Zabłąkany kierowca utknął w zaspie
Kilka godzin policjanci z Chocenia poszukiwali uwięzionego w zaspie kierowcę. Mężczyzna zbłądził z trasy, pomylił kierunki. Mundurowi, którzy byli już po służbie, poszukiwali oczekującego pomocy. Odnaleźli go 25 km od miejsca wskazywanego przez poszkodowanego.
Trudne warunki na drodze, zamiecie, zawiane drogi, późna pora i o kłopoty nietrudno. Doświadczył tego pewien kierowca wracający od rodziny do domu. Tuż po godz.3.00 w nocy policjanci z Włocławka otrzymali zgłoszenie od mężczyzny, który ugrzązł w zaspie, nie wie gdzie jest i potrzebuje pomocy. Sytuacja wyglądała nieciekawie - na dworze niska temperatura, noc, zaśnieżone pola i brak sprecyzowania miejsca, gdzie mężczyzna się znajduje. Poszkodowany wskazywał co prawda drogę, jaka miał się przemieszczać, ale jak się później okazało zupełnie pomylił kierunki.
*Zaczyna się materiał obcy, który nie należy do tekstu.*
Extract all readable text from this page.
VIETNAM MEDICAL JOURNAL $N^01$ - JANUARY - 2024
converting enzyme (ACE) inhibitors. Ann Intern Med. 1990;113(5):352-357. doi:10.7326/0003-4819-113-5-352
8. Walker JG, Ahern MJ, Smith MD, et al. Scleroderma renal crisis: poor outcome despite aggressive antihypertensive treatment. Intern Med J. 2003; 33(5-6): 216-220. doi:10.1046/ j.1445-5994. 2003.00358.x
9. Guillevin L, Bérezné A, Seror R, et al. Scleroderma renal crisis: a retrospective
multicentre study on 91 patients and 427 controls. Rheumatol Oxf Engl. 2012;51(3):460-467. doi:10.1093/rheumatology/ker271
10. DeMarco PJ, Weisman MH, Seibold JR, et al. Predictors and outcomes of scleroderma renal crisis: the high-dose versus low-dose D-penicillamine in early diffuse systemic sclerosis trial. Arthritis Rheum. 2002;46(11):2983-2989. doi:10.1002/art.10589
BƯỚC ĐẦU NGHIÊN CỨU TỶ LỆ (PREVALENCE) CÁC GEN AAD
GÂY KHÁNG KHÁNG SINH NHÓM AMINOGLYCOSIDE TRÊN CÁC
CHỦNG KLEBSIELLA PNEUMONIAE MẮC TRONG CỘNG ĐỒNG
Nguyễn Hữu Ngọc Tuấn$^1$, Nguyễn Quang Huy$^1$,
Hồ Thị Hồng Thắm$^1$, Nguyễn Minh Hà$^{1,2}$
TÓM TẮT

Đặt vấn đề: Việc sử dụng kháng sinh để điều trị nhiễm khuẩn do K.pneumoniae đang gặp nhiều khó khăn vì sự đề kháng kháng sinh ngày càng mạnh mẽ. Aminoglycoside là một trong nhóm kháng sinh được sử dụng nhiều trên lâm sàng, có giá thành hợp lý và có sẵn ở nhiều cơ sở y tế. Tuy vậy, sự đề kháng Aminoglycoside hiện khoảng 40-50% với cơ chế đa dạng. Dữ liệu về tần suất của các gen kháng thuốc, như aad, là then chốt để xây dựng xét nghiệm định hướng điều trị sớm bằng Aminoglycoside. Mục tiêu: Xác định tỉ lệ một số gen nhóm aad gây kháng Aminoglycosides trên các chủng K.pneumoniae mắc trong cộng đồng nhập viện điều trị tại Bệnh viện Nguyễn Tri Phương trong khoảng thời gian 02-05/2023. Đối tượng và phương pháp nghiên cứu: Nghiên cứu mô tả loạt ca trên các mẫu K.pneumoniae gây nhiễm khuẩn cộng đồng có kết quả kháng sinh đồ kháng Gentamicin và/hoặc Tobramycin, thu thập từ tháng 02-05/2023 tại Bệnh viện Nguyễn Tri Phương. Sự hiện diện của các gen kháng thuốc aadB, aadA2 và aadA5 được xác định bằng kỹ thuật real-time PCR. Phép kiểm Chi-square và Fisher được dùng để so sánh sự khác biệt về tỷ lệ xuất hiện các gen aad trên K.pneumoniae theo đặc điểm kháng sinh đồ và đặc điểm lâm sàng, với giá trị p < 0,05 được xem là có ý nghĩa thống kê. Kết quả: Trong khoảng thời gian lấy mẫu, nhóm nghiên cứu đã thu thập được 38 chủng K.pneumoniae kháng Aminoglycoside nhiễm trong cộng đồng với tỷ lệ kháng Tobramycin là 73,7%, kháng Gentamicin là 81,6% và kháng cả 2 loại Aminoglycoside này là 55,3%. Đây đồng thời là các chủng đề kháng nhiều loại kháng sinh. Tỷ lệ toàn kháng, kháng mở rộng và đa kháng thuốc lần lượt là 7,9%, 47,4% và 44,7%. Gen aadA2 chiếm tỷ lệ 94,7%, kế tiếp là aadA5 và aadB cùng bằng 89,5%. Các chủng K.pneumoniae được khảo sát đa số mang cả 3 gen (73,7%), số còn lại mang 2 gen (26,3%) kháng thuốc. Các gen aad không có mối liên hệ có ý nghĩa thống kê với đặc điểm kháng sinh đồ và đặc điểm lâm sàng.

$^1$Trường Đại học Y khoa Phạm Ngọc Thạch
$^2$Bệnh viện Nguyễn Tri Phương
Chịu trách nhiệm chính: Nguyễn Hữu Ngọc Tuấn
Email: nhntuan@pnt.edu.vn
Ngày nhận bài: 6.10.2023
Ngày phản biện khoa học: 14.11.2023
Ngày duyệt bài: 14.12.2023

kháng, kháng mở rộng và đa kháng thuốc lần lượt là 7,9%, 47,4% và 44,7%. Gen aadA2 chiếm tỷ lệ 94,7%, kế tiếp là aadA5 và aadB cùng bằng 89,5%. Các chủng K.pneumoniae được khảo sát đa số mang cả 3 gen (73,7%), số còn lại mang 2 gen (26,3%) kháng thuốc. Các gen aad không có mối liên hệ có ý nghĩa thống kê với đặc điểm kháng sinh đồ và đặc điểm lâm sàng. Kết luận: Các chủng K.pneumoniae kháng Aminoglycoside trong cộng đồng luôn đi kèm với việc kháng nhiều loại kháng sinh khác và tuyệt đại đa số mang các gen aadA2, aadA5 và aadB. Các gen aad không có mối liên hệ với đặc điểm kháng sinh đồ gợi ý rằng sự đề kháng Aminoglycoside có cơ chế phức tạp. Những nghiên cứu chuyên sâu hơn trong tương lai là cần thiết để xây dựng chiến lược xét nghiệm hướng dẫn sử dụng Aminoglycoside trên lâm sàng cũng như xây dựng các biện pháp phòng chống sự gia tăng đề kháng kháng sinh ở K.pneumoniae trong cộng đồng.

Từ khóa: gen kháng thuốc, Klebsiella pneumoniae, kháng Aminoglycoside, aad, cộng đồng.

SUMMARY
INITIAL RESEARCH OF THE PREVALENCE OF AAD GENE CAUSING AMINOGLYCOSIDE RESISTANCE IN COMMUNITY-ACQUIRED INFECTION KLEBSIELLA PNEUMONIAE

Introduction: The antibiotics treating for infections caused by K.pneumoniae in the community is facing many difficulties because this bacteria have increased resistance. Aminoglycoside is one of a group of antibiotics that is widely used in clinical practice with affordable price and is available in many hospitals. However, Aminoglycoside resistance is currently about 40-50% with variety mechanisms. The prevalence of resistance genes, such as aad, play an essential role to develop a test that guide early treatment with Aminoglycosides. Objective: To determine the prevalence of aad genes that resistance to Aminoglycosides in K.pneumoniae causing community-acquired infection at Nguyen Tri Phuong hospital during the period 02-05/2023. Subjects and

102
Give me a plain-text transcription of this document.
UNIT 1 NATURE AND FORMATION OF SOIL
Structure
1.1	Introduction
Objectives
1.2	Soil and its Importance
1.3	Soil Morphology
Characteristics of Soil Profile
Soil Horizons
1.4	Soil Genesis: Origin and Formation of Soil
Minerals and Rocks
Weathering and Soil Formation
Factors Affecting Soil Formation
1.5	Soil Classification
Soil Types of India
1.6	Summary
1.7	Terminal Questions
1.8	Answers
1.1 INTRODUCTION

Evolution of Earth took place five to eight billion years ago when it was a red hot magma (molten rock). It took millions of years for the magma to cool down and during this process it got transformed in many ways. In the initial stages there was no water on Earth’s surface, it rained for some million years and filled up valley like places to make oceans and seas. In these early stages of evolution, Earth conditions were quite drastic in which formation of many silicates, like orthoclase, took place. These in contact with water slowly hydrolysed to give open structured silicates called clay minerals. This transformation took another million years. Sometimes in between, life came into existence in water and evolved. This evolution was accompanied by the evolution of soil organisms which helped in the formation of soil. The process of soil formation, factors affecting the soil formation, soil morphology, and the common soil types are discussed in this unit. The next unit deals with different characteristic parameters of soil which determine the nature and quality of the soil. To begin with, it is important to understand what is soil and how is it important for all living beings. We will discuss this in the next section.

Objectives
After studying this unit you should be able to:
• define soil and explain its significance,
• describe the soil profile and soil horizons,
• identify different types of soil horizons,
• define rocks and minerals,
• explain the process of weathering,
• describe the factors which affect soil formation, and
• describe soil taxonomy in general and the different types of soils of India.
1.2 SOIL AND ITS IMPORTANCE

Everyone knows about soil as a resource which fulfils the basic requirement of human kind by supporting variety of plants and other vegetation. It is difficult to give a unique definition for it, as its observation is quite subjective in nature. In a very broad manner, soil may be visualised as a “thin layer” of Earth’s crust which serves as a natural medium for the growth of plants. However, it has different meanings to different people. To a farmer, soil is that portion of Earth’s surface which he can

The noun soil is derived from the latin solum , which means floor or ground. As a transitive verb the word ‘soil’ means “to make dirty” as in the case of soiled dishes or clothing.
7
Mundurowi z Włocławka koordynowali całą sytuację, ale poszukiwania prowadzili policjanci z Chocenia. Choć byli już po służbie, doskonale wiedzieli, że najważniejsze jest ludzkie życie. Penetrowali wszelkie trasy i po trzech godzinach odnaleźli oczekującego na pomoc. Jak się okazało mężczyzna pomylił kierunki, zabłądził a utknąwszy w zaspie, nie miał możliwości przemieszczenia się. Policjanci odnaleźli go 25 km od miejsca, w którym miał się znajdować.